語られる言葉の河へ

2010年1月29日開設
大岡昇平、佐藤優、読書

【古賀茂明】マイナンバーを政治資金の監視に ~渡辺・猪瀬問題~

2014年04月04日 | 社会
 (1)2つの政治資金疑惑事件(猪瀬直樹・前東京都知事と渡辺喜美・みんなの党代表)は、類似性が高い。
 猪瀬5,000万円、渡辺8億円なので、渡辺は猪瀬よりいっそう罪が重い、という論調も多い。
 一方、猪瀬は資金のやり取りを現ナマで行い、貸金庫に隠していたのに対して、渡辺は銀行口座振込みで行っている点で大きな相違がある。少なくとも、資金をもらっていたか否かについては争う余地がないし、いつそのカネを引き出したか、通帳を見れば一目瞭然だ。
 ただし、その先、何に使ったか、わからない。資金使途を訊かれて、大きな熊手、と答えられる仕組みだ。

 (2)過去の闇資金疑惑で立件されたケースでは、銀行口座は使わず、現ナマを裏で動かすのが普通だった。やましいカネだから、隠す。逆に言えば、隠せるから、悪いことができる。
 では、隠すことのできない仕組みは作れないか。

 (3)(2)の問いに関連して、政府税制調査会で非常に重要な議論が交わされている。「マイナンバー」制度に係る議論だ。
 2016年から、国民一人一人に識別番号がつけられる。
 この制度構築のために1,000億円単位の巨額の費用がかかり、維持更新のために永遠にITゼネコンにカネが落ち続ける。これは総務省の大きな利権となり、関連団体への天下りを助長する。
 では、何がメリットかというと、引っ越しの際の届出における提出資料が少なくなる、などと宣伝されている。逆に言うと、それくらいしかメリットがない。
 さらに、国家によるプライバシー侵害につながる、という強い批判もある。
 こんな制度なら止めたほうがよさそうだが、本当はみんなが喜ぶ有効な活用法がある。
 それは、脱税摘発、政治資金規制強化、不正診療報酬請求摘発、本当に貧しい人に限定した手厚い支援など、庶民から見れば是非やってくれ、という話ばかりだ。

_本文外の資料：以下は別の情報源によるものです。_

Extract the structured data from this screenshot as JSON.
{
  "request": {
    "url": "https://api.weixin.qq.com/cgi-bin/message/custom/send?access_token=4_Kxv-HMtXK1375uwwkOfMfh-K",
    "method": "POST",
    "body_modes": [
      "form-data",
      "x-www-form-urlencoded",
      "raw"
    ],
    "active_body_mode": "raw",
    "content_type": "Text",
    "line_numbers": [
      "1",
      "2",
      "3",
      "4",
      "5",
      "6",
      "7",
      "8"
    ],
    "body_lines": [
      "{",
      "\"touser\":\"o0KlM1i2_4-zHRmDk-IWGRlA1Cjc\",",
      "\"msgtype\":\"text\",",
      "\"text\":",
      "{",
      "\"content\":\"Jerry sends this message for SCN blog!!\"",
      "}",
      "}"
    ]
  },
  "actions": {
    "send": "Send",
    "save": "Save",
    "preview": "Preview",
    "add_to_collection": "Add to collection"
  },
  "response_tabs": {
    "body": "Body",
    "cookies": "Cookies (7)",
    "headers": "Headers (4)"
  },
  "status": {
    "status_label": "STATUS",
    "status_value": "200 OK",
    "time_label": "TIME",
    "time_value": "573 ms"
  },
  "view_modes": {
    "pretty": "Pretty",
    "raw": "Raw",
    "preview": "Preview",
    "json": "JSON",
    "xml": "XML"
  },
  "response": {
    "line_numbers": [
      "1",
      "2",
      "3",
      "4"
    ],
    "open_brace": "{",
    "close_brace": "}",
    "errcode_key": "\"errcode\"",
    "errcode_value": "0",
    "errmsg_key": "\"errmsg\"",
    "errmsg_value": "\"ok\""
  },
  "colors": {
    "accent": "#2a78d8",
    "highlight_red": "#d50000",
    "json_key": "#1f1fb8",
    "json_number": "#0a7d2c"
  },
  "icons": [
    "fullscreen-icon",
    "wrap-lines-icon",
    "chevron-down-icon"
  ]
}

 (4)マイナンバー活用のためには、すべての銀行口座を名寄せしてマイナンバーとリンクさせることが必要だ。ところが、コストと手間がかかる、という銀行業界の反対で、政府税調では、新規開設口座だけをマイナンバーにリンクすることで妥協した。
 しかし、本来は、一日も早く「すべての」口座の名寄せとマイナンバーとのリンクを実現させなければならない。その上で、一般国民に先立って、まず政治家にマイナンバーを適用する。
  (a)政治家限定なら、「プライバシー侵害」という反対も出ないだろう。
  (b)政治資金収支報告、選挙活動資金収支報告、議員の資産報告をすべてマイナンバーとリンクして監視する制度を導入する。
  (c)政治家はすべての出入金を銀行口座を通して行い、支出は原則としてクレジットカードまたは銀行口座振り替えで行うことも義務づける。
  (d)さらに、政治家の資金貸借には、契約書の作成・公表を義務づける。そして、借り入れ金額にも数千万円程度の上限を設ける。
 以上のようにすることで、何か問題がありそうだ、という際には、非常に効率的に捜査できる。
 今なら、野党の議員提案が出れば、国民は支持するだろう。野党も、少しは存在意義を示すがよい。

 (5)渡辺の8億円問題でマスコミが盛り上がっている中、猪瀬の件は略式起訴で終わった。事件の詳細が法廷で明らかにされないまま、完全幕引きとなる。
 徳洲会マネーの全容を解明せよ、という世論が盛り上がるのではないか、と恐れて、これまで息を潜めていた自民党などの徳洲会マネー議員は、みな生き延びる。その上、弱体野党はさらに弱体化していく。
 安部自民への順風は、いつまで吹き続けるのか。